Philip of the Croziermen was a 13th century Norwegian Earl and Anti-king. Along with Erling Stonewall and Ingi of the Crozier-men he was a leader of the Croziermen. He seems to have spent most of his time in Tønsberg acting as the ruler of that city during his tenure as king of the Croziermen. Sometime around 1206 AD. he was chosen to be the new king of the Crozier-men following the death of Erling Stonewall. Around 1207 he led an army to Bergen where Prince Haakon IV of Norway was staying and were going to take the castle by force but it was given to them on the advice of the Archbishop Thorir. Many of the Crozier-men thought it would be a good idea to replace Philip with Haakon (a young boy) who they could control more. Philip was not aware of these plans. Soon Philip heard that Earl Haakon the Crazy was on his way to Bergen with an army and the crozier-men decided to flee from the city. Philip departed and left Prince Haakon (the boy) with the Archbishop Thorir per his request. Some time after this he married King Sverre of Norway's daughter Lady Christine.
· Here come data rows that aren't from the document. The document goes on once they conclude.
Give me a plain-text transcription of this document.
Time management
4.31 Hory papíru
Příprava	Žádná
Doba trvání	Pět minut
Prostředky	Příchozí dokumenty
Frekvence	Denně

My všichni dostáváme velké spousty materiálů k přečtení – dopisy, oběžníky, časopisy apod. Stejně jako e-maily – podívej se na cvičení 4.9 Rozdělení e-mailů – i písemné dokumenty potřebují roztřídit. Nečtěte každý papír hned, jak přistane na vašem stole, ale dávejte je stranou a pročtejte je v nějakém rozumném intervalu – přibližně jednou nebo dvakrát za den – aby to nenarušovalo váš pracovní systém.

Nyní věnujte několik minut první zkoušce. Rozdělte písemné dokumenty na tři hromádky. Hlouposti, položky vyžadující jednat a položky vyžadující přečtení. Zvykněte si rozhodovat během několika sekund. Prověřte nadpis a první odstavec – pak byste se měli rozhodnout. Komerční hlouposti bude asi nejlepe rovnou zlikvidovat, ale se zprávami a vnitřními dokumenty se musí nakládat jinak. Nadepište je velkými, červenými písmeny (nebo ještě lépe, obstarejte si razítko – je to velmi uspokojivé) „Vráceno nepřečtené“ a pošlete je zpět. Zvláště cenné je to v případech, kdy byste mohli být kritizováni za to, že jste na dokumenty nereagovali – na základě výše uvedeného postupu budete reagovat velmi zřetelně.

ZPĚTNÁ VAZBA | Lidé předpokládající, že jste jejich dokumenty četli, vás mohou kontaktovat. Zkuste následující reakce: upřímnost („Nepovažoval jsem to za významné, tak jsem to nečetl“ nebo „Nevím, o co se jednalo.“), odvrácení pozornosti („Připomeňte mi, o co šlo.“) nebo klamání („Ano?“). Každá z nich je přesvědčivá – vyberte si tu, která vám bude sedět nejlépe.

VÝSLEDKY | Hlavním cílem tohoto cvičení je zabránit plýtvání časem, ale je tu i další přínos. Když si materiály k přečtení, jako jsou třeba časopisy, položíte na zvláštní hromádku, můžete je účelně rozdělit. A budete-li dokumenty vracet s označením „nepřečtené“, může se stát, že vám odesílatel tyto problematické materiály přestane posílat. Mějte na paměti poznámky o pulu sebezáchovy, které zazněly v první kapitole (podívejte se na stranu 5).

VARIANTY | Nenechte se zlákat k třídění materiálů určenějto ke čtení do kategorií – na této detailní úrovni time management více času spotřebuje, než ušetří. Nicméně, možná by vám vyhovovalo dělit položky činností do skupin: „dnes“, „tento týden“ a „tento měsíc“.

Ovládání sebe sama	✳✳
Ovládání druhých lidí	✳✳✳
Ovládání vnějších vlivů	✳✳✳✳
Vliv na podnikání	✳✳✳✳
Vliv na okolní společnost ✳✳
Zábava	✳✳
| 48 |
Earl Skule Bårdsson ruled as regent of the realm during Prince Haakon's minority. He sent out letters to various magnates and was apparently plotting against the younger Haakon. One of these letters was sent to Philip seeking friendship. Several of Haakon's courtiers sought to expose Skule, but the boy Haakon apparently did not consider him a threat.

Following the election of Haakon IV of Norway Philip sent word to Earl Skule claiming half of Norway, threatening to raise a warband if he was not given it. However his threat was never carried out because he became ill and died in Tønsberg in 1217 AD. some time between June and August.